Electorally UKIP played no role in undermining the BNP vote – in fact it was nowhere to be seen.
UKIP made its first electoral breakthrough in parliamentary elections in March 2011, coming second in the Barnsley by-election with 12.2% of the vote. In November 2012, UKIP came second in Rotherham and in Middlesbrough, with 21.6% and 11.8% of the vote respectively. In the same month it also came third in Croydon polling 5.7%.
This was followed by the Eastleigh by-election in February 2013 where UKIP came second with 27.8%.
Then in May last year, UKIP took a 25% share of the vote in the county council elections giving it 147 county councillors in its first serious push into local government.
After
In other words UKIP’s rise came after the decline of the BNP and not before.
To understand why the BNP collapsed you have to look elsewhere for an explanation.
It wasn’t clever rhetoric by UKIP leader Nigel Farage, or a slicker electoral machine that defeated the BNP. It was the anti-fascist movement. It was organisations like Unite Against Fascism, Love Music Hate Racism, Searchlight, Hope Not Hate and local trade unionists and Labour Party members who sent them packing.
In campaigns mostly ignored by the media, thousands of activists tirelessly knocked on doors, addressed community meetings and put on local events, that challenged the racist lies promoted by the BNP and exposed them as fascists.
You don’t have to take my word on this: ask the Labour MP for Barking, Margaret Hodge.
Likewise the EDL did not collapse because Nigel Farage undercut Tommy Robinson’s base. I believe you can pinpoint the decline of the EDL to two specific dates.
The first was 3 September 2011 when thousands of black, white and Asian people blocked the EDL from marching through the east London borough of Tower Hamlets and the second was 1 September 2012 when a sea of humanity ensured the EDL did not pass in neighbouring Walthamstow.
Control
These protests and dozens of smaller ones broke the back of this street movement. As the old saying goes, you can’t have a street movement that doesn’t control the streets.
Goodwin and his ilk always downplay or ignore the actions of activists and ordinary people. That was true of the opposition to Mosley in the 1930s, those who campaigned against the National Front in the 1970s and antifascists today.
The fact is that the objective conditions for the growth of fascism in Britain today are similar to other European countries. But it’s time to acknowledge the one significant subjective difference: the presence of an antifascist movement in Britain since the 1970s – a movement that has not been afraid to label the National Front, BNP and EDL as fascist, to deny them a platform and oppose them every time they take to the streets.

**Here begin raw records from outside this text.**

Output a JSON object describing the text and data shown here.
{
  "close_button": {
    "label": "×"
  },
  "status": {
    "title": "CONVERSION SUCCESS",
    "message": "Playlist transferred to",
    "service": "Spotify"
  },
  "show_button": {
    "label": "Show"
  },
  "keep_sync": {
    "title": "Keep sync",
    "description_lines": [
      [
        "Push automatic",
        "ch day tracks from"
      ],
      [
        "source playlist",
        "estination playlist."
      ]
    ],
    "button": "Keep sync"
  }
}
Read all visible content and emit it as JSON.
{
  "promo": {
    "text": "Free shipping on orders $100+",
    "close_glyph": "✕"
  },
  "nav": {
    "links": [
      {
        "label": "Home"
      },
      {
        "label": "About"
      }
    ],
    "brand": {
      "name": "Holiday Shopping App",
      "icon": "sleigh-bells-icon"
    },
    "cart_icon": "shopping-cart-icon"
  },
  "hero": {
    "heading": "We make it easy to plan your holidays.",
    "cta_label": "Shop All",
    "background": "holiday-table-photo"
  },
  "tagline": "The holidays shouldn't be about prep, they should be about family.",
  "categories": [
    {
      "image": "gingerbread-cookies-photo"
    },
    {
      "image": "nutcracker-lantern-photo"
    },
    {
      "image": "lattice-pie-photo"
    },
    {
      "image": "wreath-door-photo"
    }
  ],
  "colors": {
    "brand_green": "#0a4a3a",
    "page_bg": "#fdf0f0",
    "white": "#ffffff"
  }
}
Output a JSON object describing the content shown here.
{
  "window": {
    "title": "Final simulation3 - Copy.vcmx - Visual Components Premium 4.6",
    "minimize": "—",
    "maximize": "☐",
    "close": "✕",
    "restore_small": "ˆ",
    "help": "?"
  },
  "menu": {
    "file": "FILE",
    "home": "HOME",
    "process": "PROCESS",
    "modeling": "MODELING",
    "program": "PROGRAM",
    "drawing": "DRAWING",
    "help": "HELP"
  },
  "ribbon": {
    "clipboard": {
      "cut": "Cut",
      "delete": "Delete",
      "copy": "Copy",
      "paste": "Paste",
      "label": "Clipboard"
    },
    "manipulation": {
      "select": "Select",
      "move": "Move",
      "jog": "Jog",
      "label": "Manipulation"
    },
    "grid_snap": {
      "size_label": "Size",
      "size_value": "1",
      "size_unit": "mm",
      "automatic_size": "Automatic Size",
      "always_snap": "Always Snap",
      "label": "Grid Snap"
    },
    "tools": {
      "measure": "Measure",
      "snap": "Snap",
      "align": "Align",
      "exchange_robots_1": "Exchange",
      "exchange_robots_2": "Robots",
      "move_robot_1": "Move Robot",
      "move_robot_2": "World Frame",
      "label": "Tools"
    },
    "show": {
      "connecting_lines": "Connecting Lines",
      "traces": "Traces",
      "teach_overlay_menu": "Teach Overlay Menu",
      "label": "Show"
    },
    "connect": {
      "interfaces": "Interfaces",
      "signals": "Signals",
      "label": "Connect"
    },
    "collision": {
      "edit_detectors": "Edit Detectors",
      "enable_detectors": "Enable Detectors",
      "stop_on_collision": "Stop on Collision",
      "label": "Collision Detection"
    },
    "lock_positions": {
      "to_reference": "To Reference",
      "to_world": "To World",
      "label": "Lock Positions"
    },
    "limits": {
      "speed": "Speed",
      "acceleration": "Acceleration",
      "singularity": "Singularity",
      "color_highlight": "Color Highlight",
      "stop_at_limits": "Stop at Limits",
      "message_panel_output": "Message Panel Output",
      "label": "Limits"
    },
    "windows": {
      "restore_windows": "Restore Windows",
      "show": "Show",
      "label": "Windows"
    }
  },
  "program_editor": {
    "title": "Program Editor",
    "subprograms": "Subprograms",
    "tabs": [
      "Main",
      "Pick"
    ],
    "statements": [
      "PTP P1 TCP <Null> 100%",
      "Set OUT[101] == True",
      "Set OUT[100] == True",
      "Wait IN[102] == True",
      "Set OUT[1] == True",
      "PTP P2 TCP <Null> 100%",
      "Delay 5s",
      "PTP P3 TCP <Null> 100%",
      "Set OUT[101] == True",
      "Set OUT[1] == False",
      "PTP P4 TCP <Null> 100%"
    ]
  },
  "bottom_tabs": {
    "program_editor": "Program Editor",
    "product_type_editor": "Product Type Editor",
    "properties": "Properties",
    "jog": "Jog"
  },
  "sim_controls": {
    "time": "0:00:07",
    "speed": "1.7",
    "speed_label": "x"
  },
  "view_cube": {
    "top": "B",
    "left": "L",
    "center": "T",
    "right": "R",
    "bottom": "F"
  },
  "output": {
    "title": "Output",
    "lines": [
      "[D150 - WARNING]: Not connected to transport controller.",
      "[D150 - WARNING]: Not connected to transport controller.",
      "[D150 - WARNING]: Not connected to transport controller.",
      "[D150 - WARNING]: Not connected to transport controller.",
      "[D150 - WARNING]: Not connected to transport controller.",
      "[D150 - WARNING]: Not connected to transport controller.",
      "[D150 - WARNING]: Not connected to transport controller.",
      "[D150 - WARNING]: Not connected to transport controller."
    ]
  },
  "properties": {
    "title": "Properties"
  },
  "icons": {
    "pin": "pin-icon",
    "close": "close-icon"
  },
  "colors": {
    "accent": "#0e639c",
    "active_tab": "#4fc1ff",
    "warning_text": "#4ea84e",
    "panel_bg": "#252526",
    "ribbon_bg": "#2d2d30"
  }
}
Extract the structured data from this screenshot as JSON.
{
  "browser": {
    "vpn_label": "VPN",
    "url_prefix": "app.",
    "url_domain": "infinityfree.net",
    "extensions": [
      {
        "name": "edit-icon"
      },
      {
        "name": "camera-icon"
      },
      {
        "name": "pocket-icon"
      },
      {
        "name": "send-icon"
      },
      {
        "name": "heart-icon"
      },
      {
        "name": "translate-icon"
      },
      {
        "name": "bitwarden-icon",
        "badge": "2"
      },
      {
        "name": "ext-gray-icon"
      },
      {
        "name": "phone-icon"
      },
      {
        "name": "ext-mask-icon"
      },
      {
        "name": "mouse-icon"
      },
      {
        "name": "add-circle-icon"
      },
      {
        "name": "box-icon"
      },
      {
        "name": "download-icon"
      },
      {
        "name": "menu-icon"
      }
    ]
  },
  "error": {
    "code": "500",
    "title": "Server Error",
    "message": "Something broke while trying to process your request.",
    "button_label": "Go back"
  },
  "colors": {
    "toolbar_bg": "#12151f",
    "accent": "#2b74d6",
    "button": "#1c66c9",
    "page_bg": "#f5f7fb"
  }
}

Lastly I want to take issue with Goodwin when he says UKIP is not a right-wing extremist party. He boldly states, “Neither Farage nor his party advocate an ethnic conception of nationalism, the overthrow of liberal democracy or conspiratorial anti-Semitism (the three features that are commonly thought to define right-wing extremism).”
Well if you used those criteria, the EDL could not be labelled a right wing extremist organisation let alone a fascist one.
It is true that UKIP is not a fascist party. But it is a right wing racist party and should be labelled so.
UKIP is similar to Geert Wilders’ Party for Freedom (PVV) in the Netherlands and Italy’s Northern League. In other words it builds its political support on anti-immigration and anti-Muslim racism as well as opposition to Europe. Farage has called for a ban on the burqa and, like the far right in France, UKIP is homophobic.
It is important that we label UKIP racist. If we do not stand up to UKIP’s racism and expose its anti-working class policies, not only will it continue to make big electoral gains but it will pull British politics further to the right.